Denkbar wäre auch, Auguste Menzels »Blindheit« sollte nur bedeuten, daß sie den Wohnort ihrer letzten Lebensjahre und den Fluß, an dem er lag – die Elbe –, nicht mehr hat wahrnehmen wollen. Meine Augen haben genug gesehen, hat sie oft gesagt. Unerklärlich blieb die wildfremde Wohnung, durch die sie dich im Traum führte, ebenso der Eifer, mit dem du die fremden blankpolierten Möbel abzustauben begannst, während sie untätig wartend in einem Sessel saß: ein absurder Vorgang. Dabei sprach sie ganz natürlich mit dir, und du freutest dich, daß jemand, der so lange schon tot ist, in alter Weise noch einmal mit einem reden kann, und du wolltest ihr endlich auch sagen, daß sie immernoch vermißt wurde. Aber sie ließ dich nicht zu Worte kommen, sondern machte dich darauf aufmerksam, daß es schönes Wetter gebe, wenn man von Toten träume, und daß man schon vom Verlust eines Zahnes träumen muß, wenn es den Tod bedeuten soll. Das meiste, was sie sagte, ging verloren. Nur daß sie sich nicht mehr über Dampf beugen dürfe, wegen ihrer Augen, das behieltest du: Sie, die du so oft in den dicken Dampfwolken in der Waschküche hast stehen sehn.
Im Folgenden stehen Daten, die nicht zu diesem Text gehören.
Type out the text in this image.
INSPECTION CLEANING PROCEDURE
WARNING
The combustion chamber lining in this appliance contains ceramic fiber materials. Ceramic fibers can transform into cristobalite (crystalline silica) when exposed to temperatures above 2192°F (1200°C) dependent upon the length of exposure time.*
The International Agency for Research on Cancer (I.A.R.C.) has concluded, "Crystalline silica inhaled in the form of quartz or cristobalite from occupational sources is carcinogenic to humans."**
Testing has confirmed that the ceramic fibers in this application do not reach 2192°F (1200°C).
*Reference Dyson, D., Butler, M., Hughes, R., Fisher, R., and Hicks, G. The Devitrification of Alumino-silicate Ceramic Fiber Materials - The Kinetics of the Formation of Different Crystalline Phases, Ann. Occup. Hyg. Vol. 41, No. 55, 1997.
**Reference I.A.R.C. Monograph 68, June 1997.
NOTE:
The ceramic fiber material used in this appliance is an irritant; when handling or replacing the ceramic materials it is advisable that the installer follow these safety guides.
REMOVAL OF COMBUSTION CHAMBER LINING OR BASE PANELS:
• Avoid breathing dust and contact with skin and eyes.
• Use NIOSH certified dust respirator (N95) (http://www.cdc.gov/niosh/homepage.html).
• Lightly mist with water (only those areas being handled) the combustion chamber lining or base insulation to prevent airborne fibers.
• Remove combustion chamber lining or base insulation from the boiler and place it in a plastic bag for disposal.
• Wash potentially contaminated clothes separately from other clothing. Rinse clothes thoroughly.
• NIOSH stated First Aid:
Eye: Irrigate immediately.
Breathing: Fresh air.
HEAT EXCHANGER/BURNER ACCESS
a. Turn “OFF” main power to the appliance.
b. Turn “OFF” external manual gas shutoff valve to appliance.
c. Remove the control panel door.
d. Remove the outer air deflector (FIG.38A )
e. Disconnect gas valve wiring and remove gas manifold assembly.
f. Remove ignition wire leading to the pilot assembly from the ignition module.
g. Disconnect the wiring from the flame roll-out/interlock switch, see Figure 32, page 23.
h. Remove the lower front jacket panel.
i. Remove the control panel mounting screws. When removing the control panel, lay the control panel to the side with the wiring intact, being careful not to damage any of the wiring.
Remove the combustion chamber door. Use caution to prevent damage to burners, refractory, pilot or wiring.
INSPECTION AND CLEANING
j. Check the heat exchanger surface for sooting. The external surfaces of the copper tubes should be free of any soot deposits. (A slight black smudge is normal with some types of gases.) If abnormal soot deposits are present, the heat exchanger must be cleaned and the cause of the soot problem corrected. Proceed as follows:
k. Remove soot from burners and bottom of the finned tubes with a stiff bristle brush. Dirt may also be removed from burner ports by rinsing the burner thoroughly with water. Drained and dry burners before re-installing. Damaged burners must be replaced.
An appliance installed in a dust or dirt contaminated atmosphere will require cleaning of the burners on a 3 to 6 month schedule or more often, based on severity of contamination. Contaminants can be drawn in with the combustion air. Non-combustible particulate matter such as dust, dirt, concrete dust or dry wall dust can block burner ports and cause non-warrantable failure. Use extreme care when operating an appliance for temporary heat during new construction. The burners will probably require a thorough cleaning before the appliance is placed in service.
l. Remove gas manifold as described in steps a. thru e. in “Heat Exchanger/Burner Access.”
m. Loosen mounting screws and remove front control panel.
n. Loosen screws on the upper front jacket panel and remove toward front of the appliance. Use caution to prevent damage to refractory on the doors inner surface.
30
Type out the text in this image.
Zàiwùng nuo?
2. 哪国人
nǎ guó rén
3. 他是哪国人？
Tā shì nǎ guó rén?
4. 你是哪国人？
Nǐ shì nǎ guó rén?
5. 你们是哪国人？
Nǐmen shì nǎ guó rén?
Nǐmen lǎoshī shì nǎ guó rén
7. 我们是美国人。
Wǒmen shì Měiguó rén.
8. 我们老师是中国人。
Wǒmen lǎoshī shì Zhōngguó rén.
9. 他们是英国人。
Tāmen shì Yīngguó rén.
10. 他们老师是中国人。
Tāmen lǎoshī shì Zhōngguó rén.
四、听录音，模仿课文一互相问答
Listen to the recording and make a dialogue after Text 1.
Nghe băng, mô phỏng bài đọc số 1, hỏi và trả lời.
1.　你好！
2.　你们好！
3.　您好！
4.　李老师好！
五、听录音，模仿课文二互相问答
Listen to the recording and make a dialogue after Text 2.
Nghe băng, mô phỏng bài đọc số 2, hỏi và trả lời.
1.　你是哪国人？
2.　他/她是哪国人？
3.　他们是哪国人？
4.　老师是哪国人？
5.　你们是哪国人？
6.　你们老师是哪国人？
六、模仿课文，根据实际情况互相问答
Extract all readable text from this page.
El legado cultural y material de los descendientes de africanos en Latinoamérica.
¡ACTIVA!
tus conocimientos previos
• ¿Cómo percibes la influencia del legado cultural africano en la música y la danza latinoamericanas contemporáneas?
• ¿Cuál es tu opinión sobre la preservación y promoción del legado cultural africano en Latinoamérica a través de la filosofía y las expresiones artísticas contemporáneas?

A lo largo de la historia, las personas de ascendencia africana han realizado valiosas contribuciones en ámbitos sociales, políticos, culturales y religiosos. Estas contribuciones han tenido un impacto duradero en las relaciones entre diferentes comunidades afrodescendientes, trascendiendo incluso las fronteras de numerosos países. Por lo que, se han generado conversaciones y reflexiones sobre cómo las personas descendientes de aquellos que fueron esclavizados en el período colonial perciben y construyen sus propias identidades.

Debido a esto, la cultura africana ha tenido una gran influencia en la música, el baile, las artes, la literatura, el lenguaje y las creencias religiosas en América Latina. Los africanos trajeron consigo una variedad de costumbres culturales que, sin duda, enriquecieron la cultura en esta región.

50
Dann aber saßest du plötzlich – nicht du: Nelly, das Kind – im Elternhaus, in dem schmalen Durchgang zwischen elektrischer Rolle und Laden auf einem Zuckersack, und Schnäuzchen-Oma, erblindet, stand neben Nelly und stützte sich ungebührlich schwer auf ihre Schulter. Von dem Druck bist du erwacht. Du konntest diesen Druck nicht abschütteln.
Ein deutsches Mädel muß hassen können, hat Herr Warsinski gesagt: Juden und Kommunisten und andere Volksfeinde. Jesus Christus, sagt Herr Warsinski, wäre heute ein Gefolgsmann des Führers und würde die Juden hassen. – Hassen? sagte Charlotte Jordan. War wohl nicht gerade seine Stärke. – Abends fragt sie ihren Mann: Ist es nicht hanebüchen, was der den Kindern in Religion erzählt? – Laß den doch erzählen, was er will. Wenn man sich da überall einmischen wollte!
Die Jordans hingen nicht an der Kirche. Sie hingen an ihren Kindern und an ihrem Geschäft und an dem neuen Haus. Bruno hing zusätzlich an der EDEKA, Charlotte hing zusätzlich an ihrem Steingarten, den sie terrassenförmig an der einst wüsten Böschung anlegte und allmählich so geschickt bepflanzt hatte, daß er vom Frühjahr bis zum Herbst blühte. Meine einzigeErholung, sagte sie, von dem verfluchten Im-Laden-Ste-hen. Das Wort »verflucht« im Zusammenhang mit dem Laden.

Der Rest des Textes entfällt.